Vielleicht würde es gar nicht auffallen, aber seht ihr den kleinen Rand in der Panna Cotta? Ich habe mich gefragt, was das wohl ist. Google wies in erster Linie auf abgesetzte Gelatine hin. Allerdings hat der dunklere Teil der Creme genau die gleiche Konsistenz wie der helle und auch geschmacklich konnte ich keinen Unterschied feststellen. Vielleicht hat das was mit der Sahne oder dem Zucker zu tun? Im Zweifelsfall würde ich sagen: Es war die Tonkabohne - der werden sowieso magische Kräfte zugesprochen. ;-) Es empfiehlt sich, darauf zu achten, dass die Gelatine wirklich vollständig aufgelöst ist. Zudem habe ich gelesen, dass man die Panna Cotta auf keinen Fall zu heiß in die Förmchen füllen soll (so wie ich es natürlich gemacht habe). Ansonsten erzählt euren Gästen einfach "das soll so", wenn sie fragen. 

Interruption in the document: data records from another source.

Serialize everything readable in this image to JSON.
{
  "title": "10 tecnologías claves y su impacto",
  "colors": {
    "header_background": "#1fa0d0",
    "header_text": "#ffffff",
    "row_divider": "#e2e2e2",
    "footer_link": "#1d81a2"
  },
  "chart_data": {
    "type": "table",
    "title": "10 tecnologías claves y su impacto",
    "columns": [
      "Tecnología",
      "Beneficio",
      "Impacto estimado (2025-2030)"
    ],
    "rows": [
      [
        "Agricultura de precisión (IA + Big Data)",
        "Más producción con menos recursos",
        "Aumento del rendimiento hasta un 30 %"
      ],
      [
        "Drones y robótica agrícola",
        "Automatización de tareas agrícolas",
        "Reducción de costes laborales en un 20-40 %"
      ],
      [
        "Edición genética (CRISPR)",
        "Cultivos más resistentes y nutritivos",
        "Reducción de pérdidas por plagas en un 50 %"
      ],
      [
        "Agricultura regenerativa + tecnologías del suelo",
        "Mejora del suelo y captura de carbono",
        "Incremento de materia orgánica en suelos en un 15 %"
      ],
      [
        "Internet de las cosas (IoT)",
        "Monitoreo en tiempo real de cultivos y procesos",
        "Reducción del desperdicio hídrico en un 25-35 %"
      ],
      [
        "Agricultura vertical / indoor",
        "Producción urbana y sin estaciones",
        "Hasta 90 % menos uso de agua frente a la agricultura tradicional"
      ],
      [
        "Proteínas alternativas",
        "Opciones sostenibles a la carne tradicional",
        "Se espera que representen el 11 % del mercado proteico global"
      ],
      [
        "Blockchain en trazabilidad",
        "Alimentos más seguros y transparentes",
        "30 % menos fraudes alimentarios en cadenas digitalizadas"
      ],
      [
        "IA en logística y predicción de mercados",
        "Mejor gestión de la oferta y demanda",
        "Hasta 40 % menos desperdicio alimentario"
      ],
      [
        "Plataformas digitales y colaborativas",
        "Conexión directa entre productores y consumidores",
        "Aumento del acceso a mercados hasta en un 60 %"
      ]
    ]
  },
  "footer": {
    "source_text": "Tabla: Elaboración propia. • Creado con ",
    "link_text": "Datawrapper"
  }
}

Ein einziges Tonkaböhnchen hat genügt, dass die Panna Cotta wirklich sehr intensiv danach geschmeckt hat. Es hat aber gut mit dem Amarettoschaum und dem Krokant harmoniert, und wenn es beim Dessert ein bisschen knuspert, liebe ich das ja sowieso sehr ... 
Oh, und vielleicht noch als kleiner Tipp: Wenn ihr mal in Unterfranken unterwegs seid, schaut doch mal in diesem schönen Miltenberger Laden vorbei. Hier gibt es unter anderem neben meinen Tonkabohnen noch mehr Gewürze von Ingo Holland, ein Weinregal zum Niederknien und eine eigene Produktlinie mit regionalen Köstlichkeiten.